November 21, the international Day of Remembrance for Road Traffic Victims, is one of the global observance days least known to many, but like the three train crush victims, becoming a number on the statistics for the day is a split-second affair. The month of December registered the highest number of crashes (2,013) with the highest fatality of 470, while July showed the lowest number of crashes (1,532).

Strategies to reduce road crashes

Omongo Ndugu, the executive director Uganda Professional Drivers’ Network, believes that since 61 percent of road crashes are a result of careless and reckless driving, the government should consider investing in a centralised database of practicing operators, regulating driver training schools, drivers, and their standards.

Driver training in Uganda and its regulations was declared dysfunctional by the United nations Road safety review report 2018.

“Giving the example of truck drivers, for example, a recent report indicated that 97.62 percent are trained informally, that is from washing bays, mechanics and turn men and only 0.25 percent went for training in formal driver training schools,” Ndugu said in an opinion article published by Daily Monitor.

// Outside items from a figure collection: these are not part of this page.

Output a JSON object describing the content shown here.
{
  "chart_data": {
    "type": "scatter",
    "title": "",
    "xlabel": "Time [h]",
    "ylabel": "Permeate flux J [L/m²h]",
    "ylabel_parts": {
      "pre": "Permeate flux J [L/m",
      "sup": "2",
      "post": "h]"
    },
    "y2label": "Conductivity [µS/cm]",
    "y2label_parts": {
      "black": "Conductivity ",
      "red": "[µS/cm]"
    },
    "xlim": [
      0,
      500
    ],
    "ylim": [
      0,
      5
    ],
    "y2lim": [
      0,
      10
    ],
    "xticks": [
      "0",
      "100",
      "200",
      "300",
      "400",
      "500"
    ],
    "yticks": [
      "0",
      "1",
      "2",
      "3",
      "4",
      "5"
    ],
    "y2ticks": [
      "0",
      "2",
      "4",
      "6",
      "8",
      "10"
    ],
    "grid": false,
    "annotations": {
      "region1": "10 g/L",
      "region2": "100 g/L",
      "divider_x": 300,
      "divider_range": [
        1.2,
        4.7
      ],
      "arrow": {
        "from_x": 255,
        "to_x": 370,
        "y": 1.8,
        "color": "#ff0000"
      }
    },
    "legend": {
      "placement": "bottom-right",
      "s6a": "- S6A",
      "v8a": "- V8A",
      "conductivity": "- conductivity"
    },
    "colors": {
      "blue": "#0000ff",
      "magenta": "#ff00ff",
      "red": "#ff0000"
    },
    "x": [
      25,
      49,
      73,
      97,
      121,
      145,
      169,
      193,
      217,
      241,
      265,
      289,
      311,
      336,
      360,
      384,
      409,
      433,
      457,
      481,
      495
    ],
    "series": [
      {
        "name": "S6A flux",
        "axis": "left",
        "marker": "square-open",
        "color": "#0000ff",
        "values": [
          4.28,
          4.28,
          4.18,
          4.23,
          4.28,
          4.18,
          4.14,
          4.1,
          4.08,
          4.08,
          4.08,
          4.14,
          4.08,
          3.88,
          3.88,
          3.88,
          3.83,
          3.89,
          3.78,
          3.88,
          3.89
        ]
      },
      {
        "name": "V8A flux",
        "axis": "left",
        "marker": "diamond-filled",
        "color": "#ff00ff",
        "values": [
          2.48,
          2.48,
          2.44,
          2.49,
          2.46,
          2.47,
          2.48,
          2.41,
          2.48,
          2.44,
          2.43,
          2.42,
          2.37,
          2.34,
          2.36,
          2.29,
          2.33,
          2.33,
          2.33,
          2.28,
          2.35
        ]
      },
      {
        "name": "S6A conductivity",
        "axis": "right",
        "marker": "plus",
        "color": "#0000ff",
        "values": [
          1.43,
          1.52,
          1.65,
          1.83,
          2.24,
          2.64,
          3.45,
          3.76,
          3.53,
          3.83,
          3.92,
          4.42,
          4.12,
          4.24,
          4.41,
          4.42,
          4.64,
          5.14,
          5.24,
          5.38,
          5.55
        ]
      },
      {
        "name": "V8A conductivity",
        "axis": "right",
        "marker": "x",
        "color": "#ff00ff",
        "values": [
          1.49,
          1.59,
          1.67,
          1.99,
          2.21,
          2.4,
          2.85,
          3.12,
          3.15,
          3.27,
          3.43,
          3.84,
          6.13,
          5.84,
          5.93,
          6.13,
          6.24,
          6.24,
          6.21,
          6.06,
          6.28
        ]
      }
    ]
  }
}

While formal training is lacking, more and more persons are acquiring driving permits and getting on the road.

Police say they intend to raise the level of reinforcement of traffic laws and regulations through targeted operations mainly focusing on boda bodas and major risk factors such as speed, driving under influence of alcohol/drugs, seatbelt use and distracted driving. They also plan to fast-track automation of vehicle inspection processes to reduce the number of DMCs on the road.

Speed limit design

While many might feel impatient with the 50km/h limit on a highway, there is a reason for it. From infrastructure to other road users, animals, among others.

According to the Institute for Transport Engineers, an international association of transportation professionals who work to improve mobility and safety for all transportation system users, design of the road indicates to the driver the speeds at which they “feel” safe driving.

There is the 85th Percentile Rule, which is the speed at or below which 85 percent of vehicles travel.